Something is hilariously off here: Why should I pay $10 and be forced to use it by the end of the month, while I can pay $10 and have it last as long as I want?
Their "API pricing" is exactly the same as that of providers: https://docs.github.com/en/copilot/reference/copilot-billing...
I have to wonder if it's because of how many Enterprise customers they have who have standardized on Github Copilot and gotten it through the gauntlet of legal approvals etc.
I'm wondering if they're basically saying they're going to give $10/month free API credits to students and open source maintainers and so on... while otherwise getting out of the consumer portion of this space.
is $10 Pro monthly subscription a pre-requisite before i can purchase $10 in API credits?

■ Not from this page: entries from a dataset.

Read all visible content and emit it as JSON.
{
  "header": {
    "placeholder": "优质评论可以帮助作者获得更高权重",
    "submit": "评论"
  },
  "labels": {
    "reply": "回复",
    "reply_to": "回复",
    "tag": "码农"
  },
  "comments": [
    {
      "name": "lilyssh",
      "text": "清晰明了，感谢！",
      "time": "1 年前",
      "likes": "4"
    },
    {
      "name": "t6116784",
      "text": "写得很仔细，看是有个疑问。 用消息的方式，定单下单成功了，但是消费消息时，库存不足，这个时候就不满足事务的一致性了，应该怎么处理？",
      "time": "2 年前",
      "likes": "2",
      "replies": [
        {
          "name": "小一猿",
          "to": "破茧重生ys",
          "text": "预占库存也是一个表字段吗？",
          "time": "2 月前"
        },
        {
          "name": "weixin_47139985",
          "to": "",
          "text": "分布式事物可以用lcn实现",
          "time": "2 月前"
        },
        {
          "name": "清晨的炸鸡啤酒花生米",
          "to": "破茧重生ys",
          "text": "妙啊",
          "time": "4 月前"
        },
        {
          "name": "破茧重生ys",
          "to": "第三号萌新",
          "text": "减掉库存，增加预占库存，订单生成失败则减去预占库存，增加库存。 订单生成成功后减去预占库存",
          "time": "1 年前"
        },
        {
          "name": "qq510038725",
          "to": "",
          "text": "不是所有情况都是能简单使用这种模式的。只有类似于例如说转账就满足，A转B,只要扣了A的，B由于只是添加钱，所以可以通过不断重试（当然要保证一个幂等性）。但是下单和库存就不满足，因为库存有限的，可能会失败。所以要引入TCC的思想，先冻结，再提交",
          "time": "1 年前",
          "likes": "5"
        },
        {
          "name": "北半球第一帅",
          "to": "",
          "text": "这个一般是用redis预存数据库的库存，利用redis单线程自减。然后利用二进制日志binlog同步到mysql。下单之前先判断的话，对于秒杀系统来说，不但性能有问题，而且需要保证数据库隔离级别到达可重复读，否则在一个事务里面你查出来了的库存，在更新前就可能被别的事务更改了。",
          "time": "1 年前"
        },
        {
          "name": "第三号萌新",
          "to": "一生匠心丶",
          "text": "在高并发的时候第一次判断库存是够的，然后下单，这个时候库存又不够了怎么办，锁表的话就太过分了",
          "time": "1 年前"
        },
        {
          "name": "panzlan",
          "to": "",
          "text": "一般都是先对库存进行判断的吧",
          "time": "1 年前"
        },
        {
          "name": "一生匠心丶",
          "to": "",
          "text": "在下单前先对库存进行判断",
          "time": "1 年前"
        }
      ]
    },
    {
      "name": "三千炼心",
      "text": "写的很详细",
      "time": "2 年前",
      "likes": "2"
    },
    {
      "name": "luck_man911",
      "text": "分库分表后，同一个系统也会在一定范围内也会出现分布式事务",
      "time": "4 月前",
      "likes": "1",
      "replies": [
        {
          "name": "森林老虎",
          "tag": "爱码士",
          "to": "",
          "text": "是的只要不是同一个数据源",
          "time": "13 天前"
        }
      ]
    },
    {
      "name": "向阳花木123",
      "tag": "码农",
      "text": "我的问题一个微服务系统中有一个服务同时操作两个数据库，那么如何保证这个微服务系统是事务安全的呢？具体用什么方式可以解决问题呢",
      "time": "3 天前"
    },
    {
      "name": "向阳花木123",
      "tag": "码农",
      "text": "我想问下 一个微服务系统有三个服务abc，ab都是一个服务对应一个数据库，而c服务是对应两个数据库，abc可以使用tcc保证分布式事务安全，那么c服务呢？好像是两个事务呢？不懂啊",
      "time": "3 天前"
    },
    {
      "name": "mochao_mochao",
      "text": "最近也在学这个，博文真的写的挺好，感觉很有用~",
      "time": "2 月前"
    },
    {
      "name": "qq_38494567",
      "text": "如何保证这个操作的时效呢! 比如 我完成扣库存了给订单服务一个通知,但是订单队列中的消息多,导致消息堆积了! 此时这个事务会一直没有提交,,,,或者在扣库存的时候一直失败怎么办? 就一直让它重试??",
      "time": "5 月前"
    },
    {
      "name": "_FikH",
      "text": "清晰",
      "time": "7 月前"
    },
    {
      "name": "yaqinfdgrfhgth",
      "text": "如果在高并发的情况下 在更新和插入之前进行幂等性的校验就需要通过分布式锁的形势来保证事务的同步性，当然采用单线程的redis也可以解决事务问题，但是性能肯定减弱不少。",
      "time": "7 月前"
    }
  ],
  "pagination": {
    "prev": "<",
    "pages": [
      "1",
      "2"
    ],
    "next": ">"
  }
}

PS: i would have loved if I can directly buy $10 in credits and be free to spend it as quickly or as leisurly as I want -- without any monthly expiry or fixed recurring payments
I am a bit confused by the separation between VSCode and Copilot. If I cancel my Pro+ subscription, can I still use Copilot with my own OpenRouter key?
for my experience currently, I greatly prefer the VSCode Copilot extension experience over the Claude Extension
I think VSCode only supports copilot for "autocomplete" too
on top of that, you need GitHub Copilot for the PR reviewer functionality in GitHub
Enterprise gets pooled credits and will like having everything go through one place so I think it still works.
Is there a way to use the autocomplete feature with an api?
kilocode allows you to keep your credits at the end of the month, and if you run out, give you an extra 50% I think.
(No affiliation, they're my next stop when my trial of copilot runs out).
I'm thinking the same. Downgrade to Pro and use OpenRouter (same price) for overage.
Seems a massive loss for Microsoft. Presumably there's a further rugpull to come.